The National Guard is a welcome sight for residents like Fred Smith, who owns one of many homes built on low ground between Route 20 and Rainy Lake near International Falls.
Friday morning, Smith stood slapping mosquitoes in his backyard as his heels sank deep into what looked like a soggy patch of lawn, but actually was the encroaching flood waters of Rainy Lake.
A few weeks ago, Smith saw heavy rains in the forecast and started laying sandbags. The rains have taken the lake past historic levels and forecasters predict enough additional precipitation to boost the lake nearly 16 more inches over the next week.
Like many of his neighbors, Smith is exhausted and outpaced by the rising waters.
He got some relief when half a dozen "Crazy Troop" soldiers arrived at his house with pallets of sandbags and a lot more energy than he could muster.
"I don't have flood insurance," Smith said. "That's why we're doing this."
Some structures have already been lost, and as waters rise more over the next week, more will need sandbagging.
Murray has started to lose track of all the sandbags. By this point, hundreds of thousands have been used. Another 50,000 were tied and shipped off Thursday, and with the Guard working, he figures output is about to spike.

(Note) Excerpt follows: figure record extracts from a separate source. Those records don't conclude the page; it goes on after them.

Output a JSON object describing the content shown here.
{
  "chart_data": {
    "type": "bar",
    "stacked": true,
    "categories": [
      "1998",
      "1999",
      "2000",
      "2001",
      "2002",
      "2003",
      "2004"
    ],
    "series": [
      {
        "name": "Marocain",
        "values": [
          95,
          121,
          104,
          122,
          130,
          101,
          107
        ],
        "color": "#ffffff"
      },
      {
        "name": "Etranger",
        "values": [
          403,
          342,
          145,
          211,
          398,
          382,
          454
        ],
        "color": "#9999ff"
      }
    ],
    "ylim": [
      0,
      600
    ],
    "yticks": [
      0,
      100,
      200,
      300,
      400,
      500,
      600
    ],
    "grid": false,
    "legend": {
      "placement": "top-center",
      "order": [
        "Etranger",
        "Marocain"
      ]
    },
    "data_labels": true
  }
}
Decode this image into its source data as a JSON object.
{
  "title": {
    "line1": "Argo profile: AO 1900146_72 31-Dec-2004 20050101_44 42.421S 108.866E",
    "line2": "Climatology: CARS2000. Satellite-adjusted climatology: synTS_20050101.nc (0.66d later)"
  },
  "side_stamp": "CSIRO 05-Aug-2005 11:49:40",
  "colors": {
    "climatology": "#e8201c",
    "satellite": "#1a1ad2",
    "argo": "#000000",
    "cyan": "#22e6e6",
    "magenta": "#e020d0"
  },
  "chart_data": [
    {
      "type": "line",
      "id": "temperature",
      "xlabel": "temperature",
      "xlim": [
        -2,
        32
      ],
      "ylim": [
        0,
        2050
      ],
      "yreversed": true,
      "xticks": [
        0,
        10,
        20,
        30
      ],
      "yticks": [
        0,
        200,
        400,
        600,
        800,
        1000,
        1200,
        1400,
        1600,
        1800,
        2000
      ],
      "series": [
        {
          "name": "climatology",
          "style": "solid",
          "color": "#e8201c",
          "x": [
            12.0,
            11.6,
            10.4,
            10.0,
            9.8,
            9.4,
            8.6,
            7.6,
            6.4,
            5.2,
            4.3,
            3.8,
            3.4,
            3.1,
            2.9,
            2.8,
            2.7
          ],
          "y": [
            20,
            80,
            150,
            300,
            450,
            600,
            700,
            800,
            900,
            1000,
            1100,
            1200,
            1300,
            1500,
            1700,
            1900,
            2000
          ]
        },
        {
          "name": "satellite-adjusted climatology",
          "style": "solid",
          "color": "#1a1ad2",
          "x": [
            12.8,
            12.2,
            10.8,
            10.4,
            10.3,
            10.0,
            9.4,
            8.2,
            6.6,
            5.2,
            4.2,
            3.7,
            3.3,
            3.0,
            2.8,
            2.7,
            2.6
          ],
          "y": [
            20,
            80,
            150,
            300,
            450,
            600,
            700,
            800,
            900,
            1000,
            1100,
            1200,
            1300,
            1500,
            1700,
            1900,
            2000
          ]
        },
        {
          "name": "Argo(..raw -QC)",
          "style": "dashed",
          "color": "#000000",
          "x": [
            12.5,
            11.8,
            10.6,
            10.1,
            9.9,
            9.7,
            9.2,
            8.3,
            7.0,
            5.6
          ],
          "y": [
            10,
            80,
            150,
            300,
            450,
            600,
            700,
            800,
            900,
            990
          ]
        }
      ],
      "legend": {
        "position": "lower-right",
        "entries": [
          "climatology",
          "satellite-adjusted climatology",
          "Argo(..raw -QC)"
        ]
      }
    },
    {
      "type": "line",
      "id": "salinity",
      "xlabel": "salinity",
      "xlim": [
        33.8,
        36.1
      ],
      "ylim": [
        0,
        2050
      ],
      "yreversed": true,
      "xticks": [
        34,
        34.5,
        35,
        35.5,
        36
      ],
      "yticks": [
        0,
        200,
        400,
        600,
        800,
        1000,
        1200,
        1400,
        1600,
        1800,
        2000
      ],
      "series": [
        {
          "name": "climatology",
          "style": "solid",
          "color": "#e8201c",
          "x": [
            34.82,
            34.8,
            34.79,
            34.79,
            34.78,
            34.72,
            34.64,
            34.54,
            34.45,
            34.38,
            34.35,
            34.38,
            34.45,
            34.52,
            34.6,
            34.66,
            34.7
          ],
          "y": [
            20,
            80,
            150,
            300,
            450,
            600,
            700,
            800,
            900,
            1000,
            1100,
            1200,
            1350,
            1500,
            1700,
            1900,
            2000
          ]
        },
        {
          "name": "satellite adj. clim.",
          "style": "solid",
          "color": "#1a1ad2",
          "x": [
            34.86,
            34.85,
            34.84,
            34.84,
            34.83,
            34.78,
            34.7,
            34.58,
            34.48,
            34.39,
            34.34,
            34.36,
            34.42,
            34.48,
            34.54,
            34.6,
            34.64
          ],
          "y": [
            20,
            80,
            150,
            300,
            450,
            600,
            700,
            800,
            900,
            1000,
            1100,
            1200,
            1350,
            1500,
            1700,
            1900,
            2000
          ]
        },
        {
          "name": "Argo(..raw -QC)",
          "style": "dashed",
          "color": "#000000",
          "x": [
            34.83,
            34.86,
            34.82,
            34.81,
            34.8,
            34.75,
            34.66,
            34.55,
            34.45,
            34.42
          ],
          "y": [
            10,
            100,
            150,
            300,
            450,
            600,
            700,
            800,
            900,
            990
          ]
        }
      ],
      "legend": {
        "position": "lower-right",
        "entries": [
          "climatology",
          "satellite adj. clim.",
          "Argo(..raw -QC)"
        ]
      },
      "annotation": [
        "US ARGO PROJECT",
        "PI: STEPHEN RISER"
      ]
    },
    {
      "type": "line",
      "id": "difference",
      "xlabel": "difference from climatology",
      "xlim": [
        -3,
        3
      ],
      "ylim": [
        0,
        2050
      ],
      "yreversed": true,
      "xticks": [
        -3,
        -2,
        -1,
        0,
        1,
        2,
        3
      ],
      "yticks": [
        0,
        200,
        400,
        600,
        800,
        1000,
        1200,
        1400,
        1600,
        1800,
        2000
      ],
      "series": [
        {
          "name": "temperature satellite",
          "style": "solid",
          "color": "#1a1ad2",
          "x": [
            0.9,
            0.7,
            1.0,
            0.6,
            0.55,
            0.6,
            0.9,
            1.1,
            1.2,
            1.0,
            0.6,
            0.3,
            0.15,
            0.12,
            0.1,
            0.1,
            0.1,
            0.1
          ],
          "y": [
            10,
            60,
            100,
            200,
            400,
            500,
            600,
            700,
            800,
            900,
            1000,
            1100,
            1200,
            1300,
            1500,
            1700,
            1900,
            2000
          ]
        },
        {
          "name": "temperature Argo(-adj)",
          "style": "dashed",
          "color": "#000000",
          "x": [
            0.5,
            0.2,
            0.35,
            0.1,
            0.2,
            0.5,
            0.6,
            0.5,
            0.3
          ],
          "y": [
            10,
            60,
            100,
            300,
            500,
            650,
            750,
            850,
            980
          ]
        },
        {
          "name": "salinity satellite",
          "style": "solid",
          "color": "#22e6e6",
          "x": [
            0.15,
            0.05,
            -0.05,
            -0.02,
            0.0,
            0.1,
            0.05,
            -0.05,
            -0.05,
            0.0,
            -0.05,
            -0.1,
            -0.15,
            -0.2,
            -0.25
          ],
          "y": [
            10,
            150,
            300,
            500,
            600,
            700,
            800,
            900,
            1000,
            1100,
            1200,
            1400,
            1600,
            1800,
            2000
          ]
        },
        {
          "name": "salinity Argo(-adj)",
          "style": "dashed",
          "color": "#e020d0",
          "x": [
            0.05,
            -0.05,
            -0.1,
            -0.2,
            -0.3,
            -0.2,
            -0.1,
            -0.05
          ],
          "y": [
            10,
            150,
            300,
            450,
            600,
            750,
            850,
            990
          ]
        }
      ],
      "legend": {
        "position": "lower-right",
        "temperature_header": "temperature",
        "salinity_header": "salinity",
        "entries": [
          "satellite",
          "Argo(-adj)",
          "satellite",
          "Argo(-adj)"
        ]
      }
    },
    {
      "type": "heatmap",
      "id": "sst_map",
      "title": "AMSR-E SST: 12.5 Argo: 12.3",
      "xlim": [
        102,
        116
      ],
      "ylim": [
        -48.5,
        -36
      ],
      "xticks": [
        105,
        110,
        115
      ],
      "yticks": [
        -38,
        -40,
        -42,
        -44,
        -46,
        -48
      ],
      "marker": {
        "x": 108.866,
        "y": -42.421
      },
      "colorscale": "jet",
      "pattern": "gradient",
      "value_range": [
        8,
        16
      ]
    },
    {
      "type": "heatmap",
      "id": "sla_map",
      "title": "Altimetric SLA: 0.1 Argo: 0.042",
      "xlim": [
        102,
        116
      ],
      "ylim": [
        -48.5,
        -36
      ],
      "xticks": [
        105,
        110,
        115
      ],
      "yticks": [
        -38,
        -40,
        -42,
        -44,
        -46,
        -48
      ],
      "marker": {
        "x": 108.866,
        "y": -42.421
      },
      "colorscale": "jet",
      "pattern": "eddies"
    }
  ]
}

Most of the sandbagging is happening near populated areas. There are more houses near International Falls, but Voyageurs National Park is also taking a hit.
Acting park director Beth Lowthian said 38 of the park's 279 campsites are closed, there are signs warning boaters of debris at launch sites, and some docks are underwater.
"Some or our archaeological sites are being eroded," she said.
Lowthian hasn't yet made it to flooded areas of the park to assess how the water has affected visits to the park or how many pieces of the park's buried history may have washed away.